他瞧着臉色鐵青的南鷹,微微搖頭:“主公,你也無須在此故作委屈……當日在聯軍衆將面前,你信誓旦旦的說要保證我軍大義之名!你也早已有了這份覺悟,對嗎?”
“我感覺……自己似乎只是一個牽線的木偶!”南鷹的臉色更青:“這種感覺,真的讓人很不舒服!”
“爲了全局而忍受吞噬心靈的痛苦,最終領導着我們走向勝利……”賈詡平靜的目光放射出睿智的光芒,他輕輕嘆息道:“這是你,身爲一個主公的責任!”
“不要再說了……”南鷹狠狠的呼出一口濁氣,彷彿是在發泄般的手臂猛然一揮:“全軍!進關!”
氣象森嚴的金殿之上,一個尖利的聲音長聲叫道:“臺鄉侯覲見!”
一臉陰沉的董卓手按劍柄,踏着雙履,在平滑如鏡的地面上踩出一個又一個污穢的足印,最終立於龍階之下。
他向着龍幾後的劉協拱了拱手:“陛下,老臣有禮!”
劉協的目光落在那一行足印污跡上,明顯閃過一絲怒意,卻是裝出一副漫不經心的模樣:“原來是董卿……聽說你巡視長安防務,爲何這麼快便折返帝都了呢?”
“陛下還不知道嗎?”董卓木然道:“東有袁紹、袁術、南鷹等不臣賊子起兵叛亂,如今已經拿下虎牢關,最遲三日之後便會兵困帝都……老臣還有心思去管別的瑣事嗎?”
“董卿慎言!”劉協聽到“南鷹”之名時情不自禁的扭動了一下身體:“若說袁紹、袁術是亂臣賊子尚還罷了,南鷹揚是先帝親賜天子御令之人,若說他也是亂黨,豈不是教天下都笑話先帝的知人之明?”
“陛下小小年紀,倒是深明孝道!”董卓毫不客氣道:“先帝已逝,他若在天有靈,定會爲南鷹今日之叛而痛心疾首……請陛下下旨,代先帝剝奪南鷹的天子御令,以防其人繼續假借天意禍亂天下!”
“這有用嗎?”劉協愕然道:“三面天子令牌齊聚一人之手,便是連天子也無權奪回……”
“這個不用陛下煩心!”董卓不耐道:“只要你公告天下,自然會令南鷹在今後使用令牌時再也無法隨心所欲……前提是,陛下你要首先對其不予認可!”
劉協再次愕然,不等他說話,便聽董卓冷笑道:“陛下你可不要忘記了,南鷹他們反的是我……而我,纔是真心擁戴陛下的唯一忠臣!若無我,焉知那些賊子是否會危及到陛下的帝位?”
劉協小小的身軀一陣輕顫,終於頹然道:“好吧!朕即刻下詔,宣佈奪回南鷹的天子令牌!”
“不僅如此!”董卓肆無忌憚的踏上一級龍階,死死盯着劉協:“陛下還要再做一件事!”
“什麼事?”劉協顯然有些慌亂,他下意識的避開了董卓咄咄逼人的無禮目光,嚅嚅道:“董卿有何事,朕都將無有不準!”
“好!”董卓再次踏上一步:“爲了陛下可以江山永固…….三日之後,請陛下御駕親征,於兩軍陣前痛斥亂軍大不敬的犯上逆舉,令他們立即棄械投降,並以詔告天下!”
“什麼?”劉協驚得險些從龍幾後翻過身去。

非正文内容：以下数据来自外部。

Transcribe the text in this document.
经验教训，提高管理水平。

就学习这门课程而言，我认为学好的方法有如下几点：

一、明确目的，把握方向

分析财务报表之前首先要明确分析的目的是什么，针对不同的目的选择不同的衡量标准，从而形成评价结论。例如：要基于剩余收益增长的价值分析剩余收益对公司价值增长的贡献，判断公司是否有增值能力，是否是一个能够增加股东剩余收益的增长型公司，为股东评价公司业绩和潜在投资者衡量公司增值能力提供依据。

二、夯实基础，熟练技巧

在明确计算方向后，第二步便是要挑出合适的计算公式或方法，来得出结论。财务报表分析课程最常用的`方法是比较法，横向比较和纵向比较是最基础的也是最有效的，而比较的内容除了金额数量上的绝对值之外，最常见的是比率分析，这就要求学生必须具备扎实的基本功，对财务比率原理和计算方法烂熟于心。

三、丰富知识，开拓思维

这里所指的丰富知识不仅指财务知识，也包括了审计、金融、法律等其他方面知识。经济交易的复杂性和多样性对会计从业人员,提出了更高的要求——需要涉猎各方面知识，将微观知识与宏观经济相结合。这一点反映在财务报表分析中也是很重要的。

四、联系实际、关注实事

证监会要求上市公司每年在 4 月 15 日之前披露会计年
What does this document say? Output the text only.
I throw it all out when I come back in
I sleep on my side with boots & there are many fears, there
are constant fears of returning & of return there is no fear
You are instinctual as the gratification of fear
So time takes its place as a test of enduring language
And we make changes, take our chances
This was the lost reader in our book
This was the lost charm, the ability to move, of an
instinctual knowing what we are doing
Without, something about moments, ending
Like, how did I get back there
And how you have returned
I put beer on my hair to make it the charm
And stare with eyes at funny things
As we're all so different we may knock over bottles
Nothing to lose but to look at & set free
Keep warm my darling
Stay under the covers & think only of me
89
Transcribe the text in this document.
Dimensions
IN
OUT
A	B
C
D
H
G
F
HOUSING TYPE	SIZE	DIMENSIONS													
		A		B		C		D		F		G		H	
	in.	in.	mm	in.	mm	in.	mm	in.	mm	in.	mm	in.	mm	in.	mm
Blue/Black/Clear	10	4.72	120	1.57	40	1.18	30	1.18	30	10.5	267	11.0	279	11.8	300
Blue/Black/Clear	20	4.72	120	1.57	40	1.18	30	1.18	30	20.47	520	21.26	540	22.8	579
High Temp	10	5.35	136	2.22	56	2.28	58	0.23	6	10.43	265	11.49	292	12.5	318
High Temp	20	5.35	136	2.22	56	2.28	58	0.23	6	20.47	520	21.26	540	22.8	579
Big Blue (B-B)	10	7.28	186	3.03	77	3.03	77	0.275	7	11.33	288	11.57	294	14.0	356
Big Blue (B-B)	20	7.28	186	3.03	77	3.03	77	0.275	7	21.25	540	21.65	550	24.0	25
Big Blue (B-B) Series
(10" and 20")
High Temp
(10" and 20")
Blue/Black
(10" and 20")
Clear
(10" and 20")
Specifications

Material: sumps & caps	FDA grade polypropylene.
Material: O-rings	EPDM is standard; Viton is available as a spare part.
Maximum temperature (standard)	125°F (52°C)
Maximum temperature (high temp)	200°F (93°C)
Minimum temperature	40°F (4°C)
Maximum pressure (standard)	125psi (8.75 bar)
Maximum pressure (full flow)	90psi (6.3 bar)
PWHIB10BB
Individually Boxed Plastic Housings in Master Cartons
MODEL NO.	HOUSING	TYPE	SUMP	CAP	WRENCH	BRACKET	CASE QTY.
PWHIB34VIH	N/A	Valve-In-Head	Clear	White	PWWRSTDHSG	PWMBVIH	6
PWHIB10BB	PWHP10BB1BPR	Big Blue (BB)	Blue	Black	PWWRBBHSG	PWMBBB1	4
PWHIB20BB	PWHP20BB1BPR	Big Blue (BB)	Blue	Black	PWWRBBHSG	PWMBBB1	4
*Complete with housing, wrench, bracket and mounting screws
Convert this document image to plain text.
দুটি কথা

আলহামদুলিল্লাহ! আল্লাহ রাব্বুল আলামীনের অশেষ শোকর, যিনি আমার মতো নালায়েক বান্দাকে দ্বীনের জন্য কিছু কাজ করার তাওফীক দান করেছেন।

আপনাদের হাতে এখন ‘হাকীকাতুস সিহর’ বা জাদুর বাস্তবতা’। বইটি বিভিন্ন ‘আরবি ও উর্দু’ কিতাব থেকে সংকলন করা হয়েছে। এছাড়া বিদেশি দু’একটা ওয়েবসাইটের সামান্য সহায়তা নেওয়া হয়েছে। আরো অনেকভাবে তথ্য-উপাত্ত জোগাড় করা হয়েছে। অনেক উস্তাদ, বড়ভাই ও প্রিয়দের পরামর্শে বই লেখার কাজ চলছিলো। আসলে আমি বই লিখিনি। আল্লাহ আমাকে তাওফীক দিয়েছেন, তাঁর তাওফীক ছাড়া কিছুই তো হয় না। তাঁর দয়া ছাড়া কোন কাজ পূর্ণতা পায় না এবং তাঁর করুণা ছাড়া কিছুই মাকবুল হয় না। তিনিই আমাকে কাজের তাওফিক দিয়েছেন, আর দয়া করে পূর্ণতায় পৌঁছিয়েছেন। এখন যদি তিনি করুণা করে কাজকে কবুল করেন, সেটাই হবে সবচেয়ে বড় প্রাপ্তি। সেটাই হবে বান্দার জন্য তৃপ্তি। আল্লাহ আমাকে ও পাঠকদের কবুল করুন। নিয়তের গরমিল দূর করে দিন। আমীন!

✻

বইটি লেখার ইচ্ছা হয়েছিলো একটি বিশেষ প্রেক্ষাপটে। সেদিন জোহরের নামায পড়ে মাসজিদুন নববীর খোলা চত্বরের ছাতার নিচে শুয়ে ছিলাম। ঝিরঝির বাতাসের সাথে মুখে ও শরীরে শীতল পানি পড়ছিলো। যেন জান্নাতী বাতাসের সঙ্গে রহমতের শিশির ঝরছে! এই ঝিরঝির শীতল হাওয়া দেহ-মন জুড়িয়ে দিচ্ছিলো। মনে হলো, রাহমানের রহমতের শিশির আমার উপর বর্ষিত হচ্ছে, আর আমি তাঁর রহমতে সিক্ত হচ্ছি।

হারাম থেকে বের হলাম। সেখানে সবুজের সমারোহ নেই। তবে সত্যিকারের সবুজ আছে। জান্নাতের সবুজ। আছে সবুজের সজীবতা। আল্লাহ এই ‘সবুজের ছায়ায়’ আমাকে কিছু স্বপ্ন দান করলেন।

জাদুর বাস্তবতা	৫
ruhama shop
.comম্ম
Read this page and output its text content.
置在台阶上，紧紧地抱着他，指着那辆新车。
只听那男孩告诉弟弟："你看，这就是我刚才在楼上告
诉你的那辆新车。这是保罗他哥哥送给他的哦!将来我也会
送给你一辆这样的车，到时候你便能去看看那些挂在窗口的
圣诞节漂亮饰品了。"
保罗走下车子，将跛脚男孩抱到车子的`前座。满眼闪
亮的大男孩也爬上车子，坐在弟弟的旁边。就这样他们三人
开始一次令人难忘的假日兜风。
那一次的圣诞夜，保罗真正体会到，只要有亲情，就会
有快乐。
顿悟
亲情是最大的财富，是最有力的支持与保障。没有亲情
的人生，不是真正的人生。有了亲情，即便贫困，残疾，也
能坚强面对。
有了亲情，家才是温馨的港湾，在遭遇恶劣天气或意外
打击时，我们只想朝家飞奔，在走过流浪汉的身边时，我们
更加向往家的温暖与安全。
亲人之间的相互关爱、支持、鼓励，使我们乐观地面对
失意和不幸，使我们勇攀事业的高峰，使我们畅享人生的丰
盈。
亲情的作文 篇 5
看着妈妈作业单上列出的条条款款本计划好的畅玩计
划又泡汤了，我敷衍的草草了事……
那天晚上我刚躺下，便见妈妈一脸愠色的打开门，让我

御駕親征?還要痛斥亂軍令他們投降?鬼都知道,那些諸侯是絕對不可能投降的,這豈不是要將他天子的萬金之軀置於刀林箭雨之中?
“不!不可!”他駭然道:“朕雖是天子,畢竟不過八歲…….怎可親臨戰線?”
“你還知道你是天子?”董卓森然道:“若你不能行使天子之權,還算是天子嗎?”
聽着董卓一語雙關的威脅,劉協終於妥協,他幾乎是帶着哭音道:“好吧……朕准奏便是!”